Which brings me to the Trump-Vance-Zelensky shitshow. I don't think it's controversial to say that NATO has been using the Russia-Ukraine conflict as a proxy war, or that the US and UK sabotaged ceasefire talks during the earliest days of the invasion. I also don't think it's controversial to say that the only realistic resolution has to be a diplomatic one, and that any armed conflict between nuclear powers (proxy or not) has potentially world-ending consequences. But that's not where Trump is coming from. He implies that it is, in order to curry favor among a certain segment of the population, but that debacle made it abundantly clear to anyone with eyes and ears that the only thing he cares about is extorting Zelensky into giving the US access to Ukranian natural resources, and humiliating the man in order to prove a point to his base (America first, bullies of the world, we take what we want and give nothing back, medicaid? what medicaid? never heard of it). He's not the first (or the 46th) US president to extort another country out of their resources, but he's the first one (of my lifetime, at least) to have been so shameless about it, so naked, to have so actively pursued the public humiliation of his counterpart, even at the potential expense of the deal. It was a display of power by a one-dimensional psychopath (I don't think that's controversial to say either) intended as both entertainment and anesthetic for a base of frightened and insecure little boys and girls with a seemingly pathological need for an authoritarian father figure who will protect them from the dangers of people who don't look exactly like them simply trying to exist.

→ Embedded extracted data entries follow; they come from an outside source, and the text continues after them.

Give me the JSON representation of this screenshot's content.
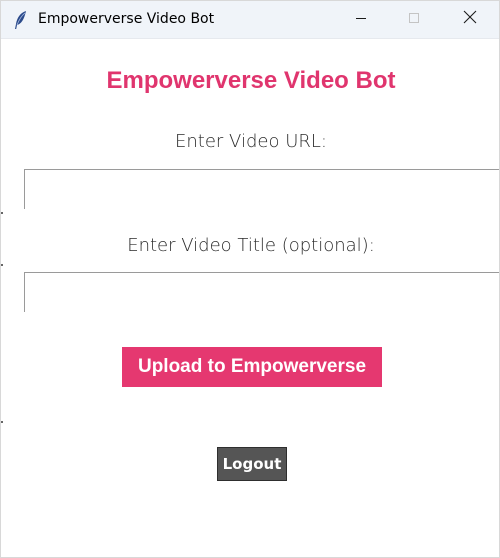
{
  "window": {
    "title": "Empowerverse Video Bot",
    "icon": "feather-icon",
    "controls": {
      "minimize": "minimize-icon",
      "maximize": "maximize-icon",
      "close": "close-icon"
    }
  },
  "main": {
    "heading": "Empowerverse Video Bot",
    "url_label": "Enter Video URL:",
    "url_value": "",
    "title_label": "Enter Video Title (optional):",
    "title_value": "",
    "upload_label": "Upload to Empowerverse",
    "logout_label": "Logout"
  },
  "colors": {
    "accent": "#e53870",
    "heading": "#e0356e",
    "logout_bg": "#555555",
    "titlebar_bg": "#f0f4f9"
  }
}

Apologies for the wall of text, but I guess I was in a mood. I know this isn't exactly the main theme of your Substack, and I wouldn't want you to wind up permanently drifting too far from more (directly) film-related commentary, but you've been knocking it out of the park with your posts about politics and morality. There's way too much of the both-sidist, walking-on-eggshells, let's do everything but call a spade a spade crap out there. This is real. And it's good. And it's valuable. And it's necessary.